按照很多抗羅宗新教徒,包括一些福音派領袖的看法,宗教改革可能已經結束了。在一個世俗主義猖獗,好戰的伊斯蘭教,以及道德相對主義的時代,肯定的是把我們團結的一起的問題要比我們的分歧要大。看起來今天很多宗教改革的傳人厭倦了繼續那些年代遠久的戰鬥,大部分的教會會眾甚至弄不清楚什麼是衝突的爆發點。一些關於教皇、馬利亞和聖人的事?還是別的什麼事情?
在這件事上,調查顯示大多數福音派基督徒信守的得救觀,甚至要比羅馬天主教的官方立場還要糟。儘管不可否認的是,加爾文對西方歷史有很大衝擊,但人是否普遍認為,那些對加爾文來說迫在眉睫的問題,在當代基督教信仰中是否還有重大意義,這就根本說不清了。
我要承認,對“紀念加爾文500周年誕辰”這整件事我一直是有一點點不安。我不肯定一位像加爾文這樣嚴格以神為中心的神的工人,一個要求用裝在一具普通松木棺材裏面,葬在一塊沒有標記的墓地裏的人,對所有這些關注會有所領情。我甚至更稍為肯定,他是不會認同所有這些試圖出於一切錯誤理由,要把他變成一個重要人物的嘗試。在這一方面,一些人把加爾文說成是日內瓦的暴君,另外一些人則把他說成是現代自由,以及各種其他事的先鋒,而這些和這位改教家所關心的事充其量只不過是有扯得很遠的關係而已。
加爾文最關切的問題,恰恰也使他更具有現實意義,超過他可能偶然、或者不經意為改良西方文化所做的一切。就我盡力所能理解的,加爾文關心的是父在子裏藉著聖靈向罪人顯明的溫柔憐憫。我認同華腓德的判斷,就是加爾文更關心神身為父的作為,勝過關心祂的主權。加爾文關於聖靈強有力的教義,在每一個神學話題上都留下印記。至於在這一切當中的“在基督裏”的這部分,這是我能想到的最接近加爾文“中心教義”的事情。
宗教改革結束了嗎?
不是出於對五個世紀的分裂有任何回味,而是出於關心那是教會生存、合一和使命的唯一源頭,我們在問,經過五個世紀之後,約翰•加爾文是否仍具有現實意義時,相當近期出現的幾條新聞是值得我們留意。

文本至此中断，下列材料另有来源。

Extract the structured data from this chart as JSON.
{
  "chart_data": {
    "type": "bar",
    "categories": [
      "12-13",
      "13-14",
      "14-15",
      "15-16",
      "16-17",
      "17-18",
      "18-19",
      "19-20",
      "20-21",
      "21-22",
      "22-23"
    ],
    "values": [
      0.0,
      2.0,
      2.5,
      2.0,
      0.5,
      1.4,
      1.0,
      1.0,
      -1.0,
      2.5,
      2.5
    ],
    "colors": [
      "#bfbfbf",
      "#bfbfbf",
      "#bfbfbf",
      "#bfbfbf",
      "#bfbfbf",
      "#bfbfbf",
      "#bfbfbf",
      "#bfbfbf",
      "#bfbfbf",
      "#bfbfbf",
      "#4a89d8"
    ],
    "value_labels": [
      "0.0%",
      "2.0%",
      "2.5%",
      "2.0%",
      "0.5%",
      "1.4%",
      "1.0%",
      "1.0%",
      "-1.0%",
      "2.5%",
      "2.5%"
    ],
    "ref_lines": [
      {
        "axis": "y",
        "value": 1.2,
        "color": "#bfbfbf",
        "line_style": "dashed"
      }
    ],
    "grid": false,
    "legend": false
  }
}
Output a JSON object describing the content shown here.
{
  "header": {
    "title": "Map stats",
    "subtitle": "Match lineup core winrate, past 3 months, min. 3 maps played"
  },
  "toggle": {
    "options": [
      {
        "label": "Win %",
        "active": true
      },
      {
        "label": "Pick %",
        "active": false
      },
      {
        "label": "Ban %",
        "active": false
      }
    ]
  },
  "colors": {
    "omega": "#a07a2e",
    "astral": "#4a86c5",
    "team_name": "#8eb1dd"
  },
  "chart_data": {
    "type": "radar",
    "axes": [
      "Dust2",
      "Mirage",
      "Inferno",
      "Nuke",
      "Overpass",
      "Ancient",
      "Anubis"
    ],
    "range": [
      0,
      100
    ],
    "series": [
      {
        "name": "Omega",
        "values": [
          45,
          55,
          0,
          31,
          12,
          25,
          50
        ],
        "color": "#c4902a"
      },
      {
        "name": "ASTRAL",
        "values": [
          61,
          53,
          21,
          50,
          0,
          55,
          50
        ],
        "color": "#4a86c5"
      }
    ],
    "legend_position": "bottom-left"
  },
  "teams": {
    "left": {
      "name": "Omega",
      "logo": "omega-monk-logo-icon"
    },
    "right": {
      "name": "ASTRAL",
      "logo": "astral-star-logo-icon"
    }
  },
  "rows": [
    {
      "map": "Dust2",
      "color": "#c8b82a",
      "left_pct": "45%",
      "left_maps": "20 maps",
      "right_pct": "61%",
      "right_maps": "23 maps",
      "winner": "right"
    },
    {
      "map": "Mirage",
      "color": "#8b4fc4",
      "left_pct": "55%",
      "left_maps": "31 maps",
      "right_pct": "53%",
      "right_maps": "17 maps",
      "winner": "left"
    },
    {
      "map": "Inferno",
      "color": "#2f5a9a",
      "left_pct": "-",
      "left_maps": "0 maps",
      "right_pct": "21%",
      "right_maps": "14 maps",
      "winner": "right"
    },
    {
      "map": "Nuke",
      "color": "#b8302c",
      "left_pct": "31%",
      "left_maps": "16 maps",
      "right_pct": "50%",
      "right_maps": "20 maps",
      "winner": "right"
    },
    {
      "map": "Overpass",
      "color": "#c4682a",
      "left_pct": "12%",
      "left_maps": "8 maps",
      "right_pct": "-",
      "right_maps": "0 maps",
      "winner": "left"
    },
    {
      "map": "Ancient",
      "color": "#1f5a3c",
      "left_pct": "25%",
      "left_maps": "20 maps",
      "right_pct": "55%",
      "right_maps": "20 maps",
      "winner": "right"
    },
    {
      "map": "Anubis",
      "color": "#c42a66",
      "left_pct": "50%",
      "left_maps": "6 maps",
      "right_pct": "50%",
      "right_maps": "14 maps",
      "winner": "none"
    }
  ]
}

美國的報紙最近一致刊登了關於梵蒂岡舉辦“聖保羅年”的消息。大多數文章的關注點,就是教皇決定為了慶祝這位使徒誕辰2000周年而向人提供“大赦”。保羅最廣為人知的,是他廣傳白白的恩典,對任何要傳別的福音的教會嚴加譴責,而他的誕辰是用提供赦罪來慶祝,其諷刺意味真是到了極致的地步。這特別的周年慶祝要一直持續到2009年6月。按照梵蒂岡網站的說法:
羅馬教宗向普世教會賜予的大赦恩賜,真正鋪平了獲得至高程度內在潔淨的道路,這在尊崇蒙福的聖保祿宗徒(即使徒保羅,譯者注)的同時,提升了信眾的超自然生命,溫柔鼓勵他們行善……[如此行之祈求者] 要得著全大赦,一旦獲得因領聖體而得的對任何輕微過錯的原諒赦免,即得免除因罪過而受的暫罰… …基督徒信眾可以按照履行所要求條件的次數,不受限地為自己和去世之人從全大赦中得益,但不得違反一天只能獲得一次全大赦的規範。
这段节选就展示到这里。